Pensez-vous être en mesure de « réitérer l’exploit » et mener une deuxième société aux portes du « saint des saints » de la Bourse de Paris ?
(Rires) Les entreprises du CAC 40 sont la chance de la France. Essayez d’imaginer la France sans LVMH, Danone, Michelin ou Peugeot… Mais il ne faut pas oublier que la France a été, jusqu’à présent, tellement hostile à l’entreprise en matière de fiscalité ou de droit du travail. Unibail a opéré dans onze pays et j’ai pu constater les différences. La France est le champion du monde de la complexité administrative. Mais également des règlements de compte devant les tribunaux. Les gens qui ont réussi à créer des entreprises avec un chiffre d’affaire de 200 – 300millions d’euros peuvent en témoigner… Tandis qu’en Allemagne, par exemple, il y a un vrai respect pour l’entrepreneuriat local. Avec un patron apprécié et estimé par ses salariés, qui a aussi un véritable rôle social à jouer. C’est d’ailleurs de là que vient leur réseau plus étoffé d’entreprises familiales moyennes.
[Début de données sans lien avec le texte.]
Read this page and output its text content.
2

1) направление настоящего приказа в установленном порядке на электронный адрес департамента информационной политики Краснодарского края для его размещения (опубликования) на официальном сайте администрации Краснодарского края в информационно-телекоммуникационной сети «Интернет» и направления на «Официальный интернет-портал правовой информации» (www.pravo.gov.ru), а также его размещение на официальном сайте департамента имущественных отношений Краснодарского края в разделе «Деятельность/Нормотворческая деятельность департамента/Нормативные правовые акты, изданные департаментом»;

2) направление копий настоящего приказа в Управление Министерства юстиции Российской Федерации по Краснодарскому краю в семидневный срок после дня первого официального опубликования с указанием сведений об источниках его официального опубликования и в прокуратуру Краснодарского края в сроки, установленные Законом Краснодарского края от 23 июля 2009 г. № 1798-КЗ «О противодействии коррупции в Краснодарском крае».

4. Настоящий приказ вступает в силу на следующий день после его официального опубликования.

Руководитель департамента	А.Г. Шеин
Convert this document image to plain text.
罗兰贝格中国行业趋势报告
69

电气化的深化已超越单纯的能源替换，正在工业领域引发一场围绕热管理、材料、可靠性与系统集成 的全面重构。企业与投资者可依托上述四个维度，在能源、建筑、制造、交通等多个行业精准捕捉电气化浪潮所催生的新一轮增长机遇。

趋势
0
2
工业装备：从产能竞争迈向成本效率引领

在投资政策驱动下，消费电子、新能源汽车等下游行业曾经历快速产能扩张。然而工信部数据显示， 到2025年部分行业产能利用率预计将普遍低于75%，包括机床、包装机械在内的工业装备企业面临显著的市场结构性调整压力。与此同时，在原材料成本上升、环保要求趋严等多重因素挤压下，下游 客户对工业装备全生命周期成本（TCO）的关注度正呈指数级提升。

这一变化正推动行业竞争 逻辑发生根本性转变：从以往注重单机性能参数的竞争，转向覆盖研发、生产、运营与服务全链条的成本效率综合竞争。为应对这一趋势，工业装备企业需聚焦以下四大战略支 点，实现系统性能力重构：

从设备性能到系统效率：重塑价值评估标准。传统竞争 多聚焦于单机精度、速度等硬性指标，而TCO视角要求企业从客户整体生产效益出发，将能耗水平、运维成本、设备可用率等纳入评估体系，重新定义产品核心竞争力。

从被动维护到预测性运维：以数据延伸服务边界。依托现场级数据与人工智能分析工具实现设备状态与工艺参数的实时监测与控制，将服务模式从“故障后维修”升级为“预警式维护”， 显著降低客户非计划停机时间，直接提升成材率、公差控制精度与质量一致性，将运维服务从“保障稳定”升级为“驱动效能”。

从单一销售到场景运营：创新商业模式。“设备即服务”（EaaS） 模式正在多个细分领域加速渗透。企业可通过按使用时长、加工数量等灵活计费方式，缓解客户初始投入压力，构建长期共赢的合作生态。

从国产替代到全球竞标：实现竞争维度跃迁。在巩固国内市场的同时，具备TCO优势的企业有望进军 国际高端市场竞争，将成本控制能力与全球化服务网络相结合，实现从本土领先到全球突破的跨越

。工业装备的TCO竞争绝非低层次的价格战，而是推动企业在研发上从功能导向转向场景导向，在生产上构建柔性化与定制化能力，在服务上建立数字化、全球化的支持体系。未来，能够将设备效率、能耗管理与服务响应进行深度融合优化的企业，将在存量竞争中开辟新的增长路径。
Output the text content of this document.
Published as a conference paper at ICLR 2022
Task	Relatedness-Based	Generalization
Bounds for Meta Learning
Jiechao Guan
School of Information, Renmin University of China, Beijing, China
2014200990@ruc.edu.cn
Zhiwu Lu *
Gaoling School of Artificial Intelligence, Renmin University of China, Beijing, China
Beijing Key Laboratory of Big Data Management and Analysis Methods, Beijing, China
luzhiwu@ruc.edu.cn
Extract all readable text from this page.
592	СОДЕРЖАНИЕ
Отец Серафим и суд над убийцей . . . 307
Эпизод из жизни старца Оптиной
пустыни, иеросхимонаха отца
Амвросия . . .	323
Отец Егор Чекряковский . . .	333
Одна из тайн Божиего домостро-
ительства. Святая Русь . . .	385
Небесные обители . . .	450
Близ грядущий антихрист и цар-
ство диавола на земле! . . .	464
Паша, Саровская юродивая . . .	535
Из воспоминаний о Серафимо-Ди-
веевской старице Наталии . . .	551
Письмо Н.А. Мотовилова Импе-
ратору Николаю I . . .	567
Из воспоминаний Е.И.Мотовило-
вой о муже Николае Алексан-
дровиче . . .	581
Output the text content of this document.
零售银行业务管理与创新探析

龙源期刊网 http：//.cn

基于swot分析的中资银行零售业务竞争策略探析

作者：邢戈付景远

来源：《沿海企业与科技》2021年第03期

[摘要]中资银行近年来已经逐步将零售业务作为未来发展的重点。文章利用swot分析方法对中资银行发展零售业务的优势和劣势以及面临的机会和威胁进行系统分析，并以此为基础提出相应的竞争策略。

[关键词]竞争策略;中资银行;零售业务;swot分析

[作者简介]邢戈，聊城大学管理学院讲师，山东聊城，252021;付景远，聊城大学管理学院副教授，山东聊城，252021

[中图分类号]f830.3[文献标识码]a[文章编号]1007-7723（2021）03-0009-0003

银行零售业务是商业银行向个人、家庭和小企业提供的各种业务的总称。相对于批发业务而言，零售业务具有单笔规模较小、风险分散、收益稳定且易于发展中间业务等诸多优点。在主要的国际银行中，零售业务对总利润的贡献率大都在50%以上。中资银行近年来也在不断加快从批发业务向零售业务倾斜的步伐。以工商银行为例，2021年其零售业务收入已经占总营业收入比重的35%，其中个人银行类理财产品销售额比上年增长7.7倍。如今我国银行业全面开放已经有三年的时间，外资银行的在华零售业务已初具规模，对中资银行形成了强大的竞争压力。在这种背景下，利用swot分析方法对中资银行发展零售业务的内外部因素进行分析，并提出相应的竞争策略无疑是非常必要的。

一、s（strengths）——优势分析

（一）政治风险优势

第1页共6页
Certes, mais il s’agit-là du débat d’hier. Comment voyez-vous l’avenir ?
Plutôt que de disposer d’un grand monstre qui sait tout faire, nous aurons plusieurs entreprises de taille intermédiaire qui travailleront de concert. Je crois en des modèles multipolaires, et internet va faciliter cette osmose. On voit d’ailleurs la plupart des grands groupes du CAC 40 investir dans des start-up ou des petites boîtes pour assurer leurs innovations. Dans un groupe déjà constitué, avec une récurrence de business, les gens ont énormément de difficultés à innover. Je pense qu’en laissant plus de liberté aux entrepreneurs, en étant capable de réduire les délais d’autorisation de mise sur le marché, de permis de construire, bref, en leur faisant davantage confiance, nous allons tendre vers ce modèle.
Diriez-vous qu’il y a une accélération du temps économique ?
Tout à fait. Je dirai même qu’il y a une accélération de l’obsolescence des produits, de l’innovation et même des évolutions comportementales.Une marque de mode avait un certain prestige et une aura pendant une bonne dizaine d’années. Désormais, au bout d’un ou deux ans, elle est contrainte de se réinventer. Le monde tourne de plus en plus vite. Ce phénomène crée une nécessité d’adaptation des entreprises absolument considérable et permanente. Et c’est clairement plus simple de faire face à ces nouveaux défis quand vous êtes 30 plutôt que 100 000. Il faut désormais des entreprises manœuvrables. C’est le secret.
Quel est le lien entre le fonds d’investissement Icamap, que vous dirigez personnellement, et Woodeum, menée par Philippe Zivkovic ?
Nous cultivons la même exigence de qualité d’équipe, avec la même volonté chevillée au corps de sortir des sentiers battus. Je ne renie rien de ce que j’ai pu accomplir chez Unibail- Rodamco, mais nous avons des individualités vraiment époustouflantes. L’immobilier est en haut de cycle. Il existe encore des territoires « vierges » avec de la valeur à créer, mais il faut pour cela poser les vraies questions, et notamment celle de la valeur résiduelle. Or, beaucoup de très belles choses ont été écrites par les uns et par les autres, mais la page du bas carbone reste à écrire et c’est très clairement l’avenir de ce métier. Demain, inévitablement, les pouvoirs publics et les détenteurs de foncier, voire même les utilisateurs et les investisseurs, exigeront de la part des promoteurs d’être absolument en règle sur le plan environnemental. Chez Woodeum, nous remplaçons le béton par du bois lamellé croisé. Cinq fois plus léger, quinze fois plus isolant, beaucoup plus sympathique à habiter, ce matériau offre également une grande facilité d’exécution qui rend le gros œuvre deux fois plus rapide. Vous avez ici une véritable « disruption ». Les ingénieurs et les architectes ont complètement revu leur manière de travailler.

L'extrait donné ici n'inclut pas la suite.